Unexpected value by using printf (Call by reference in C)

Question

#include <stdio.h>

int main()
{
int num1;
int *p;

p=&num1;

printf("Give a value\n");
scanf("%d", &num1);

printf("\n%d", num1);

f2(&num1);

printf("%d", *p);

return 0;
}

void f2(int *p)
{
    *p *= *p;
}

A call by reference program just to return the square of a value

Well, the problem is that if I do not use printf the expected output is correct (eg 2*2=4) However, if I include:

printf("\n%d", num1);

and run the programm I will take a non expected value (eg 2*2=24)

Answer 1

These two calls of printf result of outputting two values in the same line without a space.

printf("\n%d", num1);

f2(&num1);

printf("%d", *p);

If you want to make the output less confusing then for example write

printf("\n%d", num1);

f2(&num1);

printf("\n%d\n", *p);

Answer 2

There are two problems in your code.

1. You need to declare void f2(int* p) before using it. Depending on your platform you might get away with it. But a sane compiler should give you at least a warning (which should be considered as an error).
2. Sloppy format strings in your printfs make the output look wrong.

Try this:

#include <stdio.h>

void f2(int* p);   // you need to declare this, otherwise you'll get a
                   // warning you should always conside as an error    
int main()
{
  int num1;
  int* p;

  p = &num1;

  printf("Give a value\n");
  scanf("%d", &num1);

  printf("\nnum1 = %d\n", num1);   // format string more explicit

  f2(&num1);     // warnig here if f2 is not declared as above

  printf("*p = %d\n", *p);   // format string more explicit
  return 0;
}

void f2(int* p)
{
  *p *= *p;
}

Answer 3

There are several problems with this code.

1. You need to either:

a. declare a prototype for f2. You can do this by putting the following code before your main

void f2(int *p);

b. put the entire f2 function before main (and this is the route that I'd probably choose - but questions of style are the cause of countless pointless wars.

2. The output is unclear.
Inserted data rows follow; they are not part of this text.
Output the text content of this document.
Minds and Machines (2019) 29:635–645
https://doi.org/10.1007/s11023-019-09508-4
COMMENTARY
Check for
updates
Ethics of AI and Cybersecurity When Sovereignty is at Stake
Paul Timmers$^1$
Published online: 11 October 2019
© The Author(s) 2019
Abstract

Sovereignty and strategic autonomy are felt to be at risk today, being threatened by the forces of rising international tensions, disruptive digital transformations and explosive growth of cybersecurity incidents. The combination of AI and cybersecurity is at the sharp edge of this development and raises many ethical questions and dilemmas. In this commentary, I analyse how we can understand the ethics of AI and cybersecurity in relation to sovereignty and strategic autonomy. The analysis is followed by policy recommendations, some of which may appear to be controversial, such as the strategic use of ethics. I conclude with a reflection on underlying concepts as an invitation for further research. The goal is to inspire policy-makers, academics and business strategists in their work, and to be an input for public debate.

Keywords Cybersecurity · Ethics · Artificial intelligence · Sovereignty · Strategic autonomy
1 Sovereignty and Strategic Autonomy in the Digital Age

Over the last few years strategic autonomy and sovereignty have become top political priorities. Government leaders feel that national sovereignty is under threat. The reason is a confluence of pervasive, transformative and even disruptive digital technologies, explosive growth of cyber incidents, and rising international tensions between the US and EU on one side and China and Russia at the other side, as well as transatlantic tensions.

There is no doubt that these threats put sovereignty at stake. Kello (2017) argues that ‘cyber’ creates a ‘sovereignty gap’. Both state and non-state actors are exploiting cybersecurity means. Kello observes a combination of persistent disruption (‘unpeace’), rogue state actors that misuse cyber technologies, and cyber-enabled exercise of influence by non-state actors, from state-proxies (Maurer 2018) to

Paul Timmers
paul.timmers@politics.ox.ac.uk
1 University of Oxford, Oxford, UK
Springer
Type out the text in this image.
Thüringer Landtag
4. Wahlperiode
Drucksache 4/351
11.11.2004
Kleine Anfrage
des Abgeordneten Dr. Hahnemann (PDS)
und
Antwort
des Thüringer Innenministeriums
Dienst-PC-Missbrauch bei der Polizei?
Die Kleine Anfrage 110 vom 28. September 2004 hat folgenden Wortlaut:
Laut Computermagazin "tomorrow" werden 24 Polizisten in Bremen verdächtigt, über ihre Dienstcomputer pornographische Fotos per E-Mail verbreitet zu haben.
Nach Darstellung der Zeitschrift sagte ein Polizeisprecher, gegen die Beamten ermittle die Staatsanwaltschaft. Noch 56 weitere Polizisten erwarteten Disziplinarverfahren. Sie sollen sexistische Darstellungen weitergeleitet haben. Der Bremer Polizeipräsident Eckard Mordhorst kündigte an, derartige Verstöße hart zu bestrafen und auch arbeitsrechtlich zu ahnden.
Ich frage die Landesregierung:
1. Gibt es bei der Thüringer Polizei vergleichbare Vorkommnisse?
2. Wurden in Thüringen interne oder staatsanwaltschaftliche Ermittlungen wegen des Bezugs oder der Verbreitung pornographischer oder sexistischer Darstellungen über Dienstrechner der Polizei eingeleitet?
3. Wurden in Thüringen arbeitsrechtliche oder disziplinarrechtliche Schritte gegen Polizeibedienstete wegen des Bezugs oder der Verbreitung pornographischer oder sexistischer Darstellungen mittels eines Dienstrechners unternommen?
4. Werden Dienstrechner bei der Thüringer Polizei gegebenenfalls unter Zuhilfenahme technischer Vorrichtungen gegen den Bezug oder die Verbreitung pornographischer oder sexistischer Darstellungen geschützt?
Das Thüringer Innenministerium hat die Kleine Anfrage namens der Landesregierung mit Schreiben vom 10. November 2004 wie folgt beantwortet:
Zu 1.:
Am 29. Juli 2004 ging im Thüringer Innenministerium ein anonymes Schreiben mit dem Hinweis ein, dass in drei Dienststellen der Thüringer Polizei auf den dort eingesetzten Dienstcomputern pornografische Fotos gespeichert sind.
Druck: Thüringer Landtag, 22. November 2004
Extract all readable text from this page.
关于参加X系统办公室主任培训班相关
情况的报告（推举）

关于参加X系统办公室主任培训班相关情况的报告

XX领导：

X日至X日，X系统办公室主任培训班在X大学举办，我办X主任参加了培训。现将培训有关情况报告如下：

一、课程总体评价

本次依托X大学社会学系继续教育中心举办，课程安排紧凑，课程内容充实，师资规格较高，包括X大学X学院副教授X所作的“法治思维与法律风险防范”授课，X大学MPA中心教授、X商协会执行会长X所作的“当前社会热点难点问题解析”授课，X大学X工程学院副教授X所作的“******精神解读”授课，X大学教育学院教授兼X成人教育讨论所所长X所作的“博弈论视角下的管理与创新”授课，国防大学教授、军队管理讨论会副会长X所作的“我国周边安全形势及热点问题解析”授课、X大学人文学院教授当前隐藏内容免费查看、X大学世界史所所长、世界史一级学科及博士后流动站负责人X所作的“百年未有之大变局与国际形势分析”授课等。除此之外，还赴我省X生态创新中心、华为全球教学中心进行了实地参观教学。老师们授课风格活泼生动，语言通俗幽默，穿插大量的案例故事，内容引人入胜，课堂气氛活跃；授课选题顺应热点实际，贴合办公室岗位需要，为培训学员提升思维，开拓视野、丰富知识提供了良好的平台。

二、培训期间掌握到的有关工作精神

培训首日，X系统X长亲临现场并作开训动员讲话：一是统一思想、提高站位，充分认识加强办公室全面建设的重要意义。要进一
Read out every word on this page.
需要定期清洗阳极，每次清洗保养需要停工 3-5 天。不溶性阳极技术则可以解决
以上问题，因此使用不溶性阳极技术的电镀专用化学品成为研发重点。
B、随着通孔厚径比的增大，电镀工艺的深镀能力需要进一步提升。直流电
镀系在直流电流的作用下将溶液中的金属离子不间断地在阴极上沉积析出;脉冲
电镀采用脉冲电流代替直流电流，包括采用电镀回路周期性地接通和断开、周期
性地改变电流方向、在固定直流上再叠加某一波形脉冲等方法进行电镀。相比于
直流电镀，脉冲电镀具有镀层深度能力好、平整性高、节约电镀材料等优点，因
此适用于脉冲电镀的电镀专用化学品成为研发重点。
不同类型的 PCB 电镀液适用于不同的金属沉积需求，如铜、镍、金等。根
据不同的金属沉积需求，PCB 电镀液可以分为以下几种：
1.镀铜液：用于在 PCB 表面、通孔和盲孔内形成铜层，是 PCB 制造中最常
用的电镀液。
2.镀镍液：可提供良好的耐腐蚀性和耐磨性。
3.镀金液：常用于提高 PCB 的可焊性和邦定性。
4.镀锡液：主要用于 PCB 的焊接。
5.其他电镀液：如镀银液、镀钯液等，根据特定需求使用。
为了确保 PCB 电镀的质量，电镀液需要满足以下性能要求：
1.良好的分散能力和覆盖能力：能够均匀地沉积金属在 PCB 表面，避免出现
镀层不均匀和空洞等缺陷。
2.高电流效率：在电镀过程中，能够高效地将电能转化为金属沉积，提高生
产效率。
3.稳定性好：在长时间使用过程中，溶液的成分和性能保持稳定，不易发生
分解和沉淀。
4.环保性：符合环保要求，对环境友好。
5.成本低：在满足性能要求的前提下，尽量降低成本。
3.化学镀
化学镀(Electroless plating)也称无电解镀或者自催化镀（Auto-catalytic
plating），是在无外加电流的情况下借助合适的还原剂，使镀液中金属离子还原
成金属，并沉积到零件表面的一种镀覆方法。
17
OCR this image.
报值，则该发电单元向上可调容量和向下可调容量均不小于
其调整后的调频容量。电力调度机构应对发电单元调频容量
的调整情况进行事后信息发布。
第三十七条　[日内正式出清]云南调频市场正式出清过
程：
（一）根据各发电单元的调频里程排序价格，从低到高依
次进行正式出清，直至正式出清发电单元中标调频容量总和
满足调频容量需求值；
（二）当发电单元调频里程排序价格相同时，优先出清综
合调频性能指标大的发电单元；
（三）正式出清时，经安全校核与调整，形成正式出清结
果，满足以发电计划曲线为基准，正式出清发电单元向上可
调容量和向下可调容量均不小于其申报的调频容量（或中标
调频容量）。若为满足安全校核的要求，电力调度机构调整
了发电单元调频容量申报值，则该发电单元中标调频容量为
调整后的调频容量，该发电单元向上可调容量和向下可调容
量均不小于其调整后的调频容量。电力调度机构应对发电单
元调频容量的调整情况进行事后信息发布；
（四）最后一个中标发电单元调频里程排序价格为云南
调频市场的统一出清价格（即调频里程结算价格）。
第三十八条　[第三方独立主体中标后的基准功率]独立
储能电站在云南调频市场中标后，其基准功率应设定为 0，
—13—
By not putting \n in your printf statement you're running the output of the two print statements together. Use this instead:

printf("\n%d\n", num1);

3. Pretty printing greatly improves readability. And don't be afraid of giving functions meaningful names.

On balance, I think I'd write your code like so:

#include <stdio.h>

void square(int *p) {
    *p *= *p;
}

int main(int argc, char *argv[]) {
    int num1;
    int *p;
    
    p = &num1;
    
    printf("Give a value: ");
    scanf("%d", &num1);
    
    printf("\n%d squared is equal to: ", num1);
    
    square(&num1);
    
    printf("%d\n", *p);
    
    return 0;
}

Answer 4

#include <stdio.h>
#include <math.h>

void f2 (int *p)
{
   *p = pow(*p, 2);  // equal with *p *= *p;
}

int main ()
{
  int num1;
  int *p;    // p is pointer variable that points to num1
             // type of num1 and p must be the same (int).

  p = &num1; // p is address of num1

  printf ("Give a value: ");
  scanf ("%d", p);  // p is address of num1

  printf ("\nnum1 before: %d", *p); // *p is num1 (content of p)

  f2 (p);

  printf ("\nnum1 after: %d", *p); // missing \n in here

  return 0;
}